- Directed by: Arturo Ambrosio Luigi Maggi
- Written by: Roberto Omegna
- Based on: The Last Days of Pompeii 1834 novel by Edward Bulwer-Lytton
- Produced by: Arturo Ambrosio
- Starring: Luigi Maggi Lydia De Roberti Umberto Mozzato
- Cinematography: Roberto Omegna Giovanni Vitrotti
- Production company: Ambrosio Film
- Distributed by: Ambrosio Film
- Release date: December 1908;
- Running time: 17 minutes
- Country: Italy
- Languages: Silent Italian intertitles

= The Last Days of Pompeii (1908 film) =

The Last Days of Pompeii (Gli ultimi giorni di Pompeii) is a 1908 Italian silent historical film directed by Arturo Ambrosio and Luigi Maggi and starring Lydia De Roberti and Umberto Mozzato. It was loosely based on the novel of the same title by Edward Bulwer-Lytton. The film was a success on its release, and its popularity is credited with starting a fashion for epic historical films.

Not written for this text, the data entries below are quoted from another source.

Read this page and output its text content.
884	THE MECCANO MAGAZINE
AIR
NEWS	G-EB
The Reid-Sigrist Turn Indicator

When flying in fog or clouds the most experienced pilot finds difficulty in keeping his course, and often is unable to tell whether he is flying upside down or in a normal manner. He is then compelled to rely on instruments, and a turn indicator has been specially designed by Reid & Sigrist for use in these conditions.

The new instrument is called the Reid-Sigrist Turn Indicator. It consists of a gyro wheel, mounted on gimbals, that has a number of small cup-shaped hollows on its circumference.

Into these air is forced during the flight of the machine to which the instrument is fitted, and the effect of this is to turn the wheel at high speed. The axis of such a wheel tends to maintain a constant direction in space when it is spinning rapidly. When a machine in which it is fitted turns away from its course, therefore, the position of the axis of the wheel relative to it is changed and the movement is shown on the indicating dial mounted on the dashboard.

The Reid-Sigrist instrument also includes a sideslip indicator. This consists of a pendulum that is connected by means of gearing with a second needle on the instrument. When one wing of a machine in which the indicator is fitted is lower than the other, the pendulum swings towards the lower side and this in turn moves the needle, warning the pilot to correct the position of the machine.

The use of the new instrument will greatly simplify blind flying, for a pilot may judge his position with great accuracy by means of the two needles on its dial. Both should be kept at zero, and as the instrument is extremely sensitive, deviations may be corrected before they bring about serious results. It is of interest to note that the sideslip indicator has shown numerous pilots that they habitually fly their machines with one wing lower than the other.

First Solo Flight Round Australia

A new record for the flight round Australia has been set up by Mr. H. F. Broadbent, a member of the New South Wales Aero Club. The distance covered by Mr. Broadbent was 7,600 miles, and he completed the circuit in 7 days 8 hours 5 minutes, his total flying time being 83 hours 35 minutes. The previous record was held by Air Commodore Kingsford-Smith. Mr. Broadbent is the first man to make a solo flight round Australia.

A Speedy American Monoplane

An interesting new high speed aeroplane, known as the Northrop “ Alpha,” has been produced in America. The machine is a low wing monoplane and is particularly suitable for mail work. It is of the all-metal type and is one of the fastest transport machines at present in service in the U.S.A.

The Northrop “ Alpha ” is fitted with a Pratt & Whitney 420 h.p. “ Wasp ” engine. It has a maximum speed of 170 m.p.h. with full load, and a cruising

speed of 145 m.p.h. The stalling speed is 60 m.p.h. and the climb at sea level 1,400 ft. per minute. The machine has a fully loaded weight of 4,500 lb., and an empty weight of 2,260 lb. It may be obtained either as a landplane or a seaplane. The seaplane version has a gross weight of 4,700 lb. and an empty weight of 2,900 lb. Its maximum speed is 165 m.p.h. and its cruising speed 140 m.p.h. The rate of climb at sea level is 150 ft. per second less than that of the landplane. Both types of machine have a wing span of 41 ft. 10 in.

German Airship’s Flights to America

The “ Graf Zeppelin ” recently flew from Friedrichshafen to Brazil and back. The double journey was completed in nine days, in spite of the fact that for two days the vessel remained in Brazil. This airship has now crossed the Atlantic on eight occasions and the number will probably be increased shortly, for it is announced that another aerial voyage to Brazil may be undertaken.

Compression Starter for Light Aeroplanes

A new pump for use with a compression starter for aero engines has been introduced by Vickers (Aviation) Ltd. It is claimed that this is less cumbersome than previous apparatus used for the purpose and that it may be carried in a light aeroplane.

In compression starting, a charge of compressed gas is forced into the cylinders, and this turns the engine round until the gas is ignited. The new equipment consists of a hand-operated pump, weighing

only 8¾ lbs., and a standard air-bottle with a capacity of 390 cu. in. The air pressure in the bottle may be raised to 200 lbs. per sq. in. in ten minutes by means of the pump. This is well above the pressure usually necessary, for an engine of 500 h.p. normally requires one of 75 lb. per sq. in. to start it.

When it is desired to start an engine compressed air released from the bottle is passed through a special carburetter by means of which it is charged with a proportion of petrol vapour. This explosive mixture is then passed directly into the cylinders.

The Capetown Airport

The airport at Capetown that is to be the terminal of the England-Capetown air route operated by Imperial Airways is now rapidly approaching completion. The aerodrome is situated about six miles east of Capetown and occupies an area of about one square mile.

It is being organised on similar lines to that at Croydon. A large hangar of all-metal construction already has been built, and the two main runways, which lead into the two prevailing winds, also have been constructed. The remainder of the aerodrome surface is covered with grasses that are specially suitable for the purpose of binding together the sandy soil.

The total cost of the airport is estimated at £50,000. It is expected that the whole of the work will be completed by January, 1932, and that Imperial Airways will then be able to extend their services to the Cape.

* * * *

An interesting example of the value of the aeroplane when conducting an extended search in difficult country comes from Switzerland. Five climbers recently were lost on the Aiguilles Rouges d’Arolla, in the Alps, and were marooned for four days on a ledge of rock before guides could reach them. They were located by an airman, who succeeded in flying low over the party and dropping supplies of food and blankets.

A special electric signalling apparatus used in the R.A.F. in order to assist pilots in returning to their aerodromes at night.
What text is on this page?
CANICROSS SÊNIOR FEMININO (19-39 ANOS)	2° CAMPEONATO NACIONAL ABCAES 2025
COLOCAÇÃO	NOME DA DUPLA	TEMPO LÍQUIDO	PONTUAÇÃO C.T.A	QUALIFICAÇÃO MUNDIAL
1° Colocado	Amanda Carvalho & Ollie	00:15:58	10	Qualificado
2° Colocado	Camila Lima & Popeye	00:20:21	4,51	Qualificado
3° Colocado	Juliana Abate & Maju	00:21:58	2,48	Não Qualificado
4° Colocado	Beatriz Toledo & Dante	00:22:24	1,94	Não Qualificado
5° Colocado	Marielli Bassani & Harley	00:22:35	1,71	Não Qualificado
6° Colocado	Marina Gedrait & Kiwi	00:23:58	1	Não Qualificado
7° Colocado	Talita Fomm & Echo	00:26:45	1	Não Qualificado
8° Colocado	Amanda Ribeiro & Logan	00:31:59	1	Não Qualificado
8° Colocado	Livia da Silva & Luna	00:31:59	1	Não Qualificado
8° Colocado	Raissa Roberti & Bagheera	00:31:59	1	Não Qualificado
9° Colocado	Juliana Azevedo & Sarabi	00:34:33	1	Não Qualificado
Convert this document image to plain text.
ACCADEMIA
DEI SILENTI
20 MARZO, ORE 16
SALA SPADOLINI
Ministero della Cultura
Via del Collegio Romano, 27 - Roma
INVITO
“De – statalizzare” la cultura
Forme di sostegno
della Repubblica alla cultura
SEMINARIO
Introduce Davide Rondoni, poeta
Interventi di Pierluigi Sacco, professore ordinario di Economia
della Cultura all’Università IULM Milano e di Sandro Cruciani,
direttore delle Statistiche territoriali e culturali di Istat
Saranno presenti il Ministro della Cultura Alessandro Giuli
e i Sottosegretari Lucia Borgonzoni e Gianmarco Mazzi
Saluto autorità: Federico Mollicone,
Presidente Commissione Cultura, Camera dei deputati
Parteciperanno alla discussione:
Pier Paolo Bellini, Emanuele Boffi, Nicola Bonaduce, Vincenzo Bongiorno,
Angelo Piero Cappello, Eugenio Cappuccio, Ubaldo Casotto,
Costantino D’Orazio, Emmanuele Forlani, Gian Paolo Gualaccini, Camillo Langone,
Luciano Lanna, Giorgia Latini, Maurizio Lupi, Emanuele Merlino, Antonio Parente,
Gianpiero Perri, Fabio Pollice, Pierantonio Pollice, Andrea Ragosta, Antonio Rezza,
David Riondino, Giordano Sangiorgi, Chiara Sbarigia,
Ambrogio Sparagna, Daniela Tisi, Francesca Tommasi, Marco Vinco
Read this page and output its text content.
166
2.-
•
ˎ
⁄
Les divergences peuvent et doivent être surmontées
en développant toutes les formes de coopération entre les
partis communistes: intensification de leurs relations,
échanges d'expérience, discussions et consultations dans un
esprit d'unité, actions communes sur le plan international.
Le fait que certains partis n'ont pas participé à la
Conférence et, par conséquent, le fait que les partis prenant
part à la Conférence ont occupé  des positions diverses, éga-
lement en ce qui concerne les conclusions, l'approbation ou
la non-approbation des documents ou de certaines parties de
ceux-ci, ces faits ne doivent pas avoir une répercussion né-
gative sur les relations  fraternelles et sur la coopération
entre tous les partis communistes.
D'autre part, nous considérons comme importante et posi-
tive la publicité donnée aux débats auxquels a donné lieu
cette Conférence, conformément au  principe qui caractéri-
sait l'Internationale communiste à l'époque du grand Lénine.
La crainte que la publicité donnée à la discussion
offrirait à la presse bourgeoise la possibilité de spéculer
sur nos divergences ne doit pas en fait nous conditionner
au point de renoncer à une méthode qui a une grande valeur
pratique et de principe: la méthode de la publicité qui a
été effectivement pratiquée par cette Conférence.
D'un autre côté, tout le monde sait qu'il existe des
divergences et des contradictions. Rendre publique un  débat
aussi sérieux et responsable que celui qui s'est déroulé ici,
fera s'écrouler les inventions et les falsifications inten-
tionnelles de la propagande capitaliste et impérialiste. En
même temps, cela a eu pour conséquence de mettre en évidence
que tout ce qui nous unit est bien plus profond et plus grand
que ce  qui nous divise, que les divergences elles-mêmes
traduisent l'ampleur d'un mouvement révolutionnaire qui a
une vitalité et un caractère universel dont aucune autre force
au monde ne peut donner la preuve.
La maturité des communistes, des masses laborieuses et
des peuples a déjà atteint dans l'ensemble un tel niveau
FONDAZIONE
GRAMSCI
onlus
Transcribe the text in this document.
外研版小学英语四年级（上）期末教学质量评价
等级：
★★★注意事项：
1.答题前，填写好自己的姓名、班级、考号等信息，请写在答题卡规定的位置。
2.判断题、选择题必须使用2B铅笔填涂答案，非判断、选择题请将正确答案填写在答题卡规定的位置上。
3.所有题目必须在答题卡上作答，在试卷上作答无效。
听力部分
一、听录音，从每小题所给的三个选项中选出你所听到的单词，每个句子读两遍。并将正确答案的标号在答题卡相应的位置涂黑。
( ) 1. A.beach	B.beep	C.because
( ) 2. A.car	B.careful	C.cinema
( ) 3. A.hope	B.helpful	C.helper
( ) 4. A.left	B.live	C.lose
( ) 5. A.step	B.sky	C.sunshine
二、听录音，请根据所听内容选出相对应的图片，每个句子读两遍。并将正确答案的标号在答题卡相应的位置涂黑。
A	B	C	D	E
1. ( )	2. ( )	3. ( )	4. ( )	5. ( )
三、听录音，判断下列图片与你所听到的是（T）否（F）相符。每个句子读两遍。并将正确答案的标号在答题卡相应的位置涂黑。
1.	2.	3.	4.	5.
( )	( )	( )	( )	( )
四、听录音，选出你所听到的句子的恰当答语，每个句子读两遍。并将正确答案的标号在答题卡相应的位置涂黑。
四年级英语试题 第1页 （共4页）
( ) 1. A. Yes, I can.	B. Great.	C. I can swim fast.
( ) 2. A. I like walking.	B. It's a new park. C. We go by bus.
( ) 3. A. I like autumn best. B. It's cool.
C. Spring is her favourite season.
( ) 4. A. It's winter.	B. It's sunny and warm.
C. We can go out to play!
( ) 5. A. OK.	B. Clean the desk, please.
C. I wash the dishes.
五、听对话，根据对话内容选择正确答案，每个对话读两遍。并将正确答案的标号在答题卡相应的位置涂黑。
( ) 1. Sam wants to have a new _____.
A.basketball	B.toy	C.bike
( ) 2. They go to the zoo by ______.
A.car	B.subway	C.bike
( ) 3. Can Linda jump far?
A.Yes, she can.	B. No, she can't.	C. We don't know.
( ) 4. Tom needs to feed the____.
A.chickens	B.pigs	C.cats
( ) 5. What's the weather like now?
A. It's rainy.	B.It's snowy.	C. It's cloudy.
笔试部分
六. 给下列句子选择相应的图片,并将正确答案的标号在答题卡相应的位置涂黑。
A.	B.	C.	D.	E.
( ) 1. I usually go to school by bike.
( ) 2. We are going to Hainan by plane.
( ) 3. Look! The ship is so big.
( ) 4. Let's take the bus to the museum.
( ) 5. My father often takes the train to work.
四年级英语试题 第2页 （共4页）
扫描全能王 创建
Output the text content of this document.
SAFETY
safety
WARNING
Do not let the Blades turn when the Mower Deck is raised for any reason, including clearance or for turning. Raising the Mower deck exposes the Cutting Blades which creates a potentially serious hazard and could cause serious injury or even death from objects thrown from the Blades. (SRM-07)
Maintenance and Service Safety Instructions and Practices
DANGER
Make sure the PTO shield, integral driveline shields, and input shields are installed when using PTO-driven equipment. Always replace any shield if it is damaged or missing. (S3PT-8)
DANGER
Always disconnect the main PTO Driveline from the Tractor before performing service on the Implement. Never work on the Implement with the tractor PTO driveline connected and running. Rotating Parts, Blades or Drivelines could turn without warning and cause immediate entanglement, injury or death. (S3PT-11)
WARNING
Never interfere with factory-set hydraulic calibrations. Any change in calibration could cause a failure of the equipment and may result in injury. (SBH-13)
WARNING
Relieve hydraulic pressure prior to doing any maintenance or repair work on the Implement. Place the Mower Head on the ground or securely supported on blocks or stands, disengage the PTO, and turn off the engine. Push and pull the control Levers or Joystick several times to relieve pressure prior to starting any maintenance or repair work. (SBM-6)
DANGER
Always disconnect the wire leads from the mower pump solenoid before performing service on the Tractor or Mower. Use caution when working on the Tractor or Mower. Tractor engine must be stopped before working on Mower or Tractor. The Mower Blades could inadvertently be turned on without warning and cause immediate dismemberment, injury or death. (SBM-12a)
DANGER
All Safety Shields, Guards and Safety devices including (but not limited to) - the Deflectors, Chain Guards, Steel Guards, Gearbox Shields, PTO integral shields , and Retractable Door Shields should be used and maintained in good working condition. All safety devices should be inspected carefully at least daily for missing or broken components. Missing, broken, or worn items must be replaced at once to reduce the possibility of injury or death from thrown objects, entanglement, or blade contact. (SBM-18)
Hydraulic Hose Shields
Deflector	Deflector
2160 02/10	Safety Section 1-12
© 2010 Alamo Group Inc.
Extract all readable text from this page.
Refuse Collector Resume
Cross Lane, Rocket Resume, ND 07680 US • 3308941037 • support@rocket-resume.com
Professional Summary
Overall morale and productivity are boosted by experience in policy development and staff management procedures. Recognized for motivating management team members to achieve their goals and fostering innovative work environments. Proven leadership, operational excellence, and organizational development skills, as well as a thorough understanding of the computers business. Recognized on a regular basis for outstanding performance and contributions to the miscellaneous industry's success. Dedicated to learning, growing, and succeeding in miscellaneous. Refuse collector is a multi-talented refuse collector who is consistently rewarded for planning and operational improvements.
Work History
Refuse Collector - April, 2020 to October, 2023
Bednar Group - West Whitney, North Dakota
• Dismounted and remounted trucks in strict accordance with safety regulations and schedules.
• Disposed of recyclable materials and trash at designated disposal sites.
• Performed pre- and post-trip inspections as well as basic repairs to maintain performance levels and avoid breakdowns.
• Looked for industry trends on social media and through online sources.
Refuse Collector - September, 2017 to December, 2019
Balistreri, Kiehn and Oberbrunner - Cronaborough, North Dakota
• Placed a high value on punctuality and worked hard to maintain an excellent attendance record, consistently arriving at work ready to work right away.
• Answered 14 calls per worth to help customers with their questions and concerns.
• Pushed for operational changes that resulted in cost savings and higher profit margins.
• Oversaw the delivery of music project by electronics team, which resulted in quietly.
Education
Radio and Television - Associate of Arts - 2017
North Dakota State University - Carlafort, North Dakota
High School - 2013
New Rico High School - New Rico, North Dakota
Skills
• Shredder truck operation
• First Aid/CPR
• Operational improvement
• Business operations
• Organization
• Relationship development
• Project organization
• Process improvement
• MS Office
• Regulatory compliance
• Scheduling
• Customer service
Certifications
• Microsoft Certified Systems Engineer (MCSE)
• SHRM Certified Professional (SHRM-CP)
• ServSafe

The film was made by the Turin-based Ambrosio Film.

== Plot ==
In Pompeii 79AD, Glaucus and Jone are in love with each other. Arbaces, the Egyptian High Priest, is determined to conquer her. Glaucus buys the blind slave Nydia who is mishandled by her owner.

Nydia falls in love with Glaucus and asks Arbaces for his help. He gives her a potion to make Glaucus fall in love with her. In fact it is a poison which will destroy his mind. Ione's brother Apaecides threatens to reveal publicly his wrongdoings. Arbaces kills him and accuses Glaucus of the crime. He locks Nydia in a cellar to prevent her from speaking.

Glaucus is condemned to be thrown to the lions. Nydia manages to escape and rushes to the Circus where she arrives just as the Vesuvius starts erupting.

A widespread panic ensues and under the shock, Glaucus recovers his mind. Blind Nydia, the only one to find her way in the darkness caused by the rain of ashes, leads Glaucus and Jone to safety and finds peace by drowning herself.

==Cast==
- Luigi Maggi as Arbace
- Lydia De Roberti as Nidia
- Umberto Mozzato as Glauco
- Ernesto Vaser as Il padrone di Nidia
- Mirra Principi
- Cesare Gani Carini

== Bibliography ==
- Brunetta, Gian Piero. The History of Italian Cinema: A Guide to Italian Film from Its Origins to the Twenty-first Century. Princeton University Press, 2009.
- Moliterno, Gino (2009). "The A to Z of Italian Cinema"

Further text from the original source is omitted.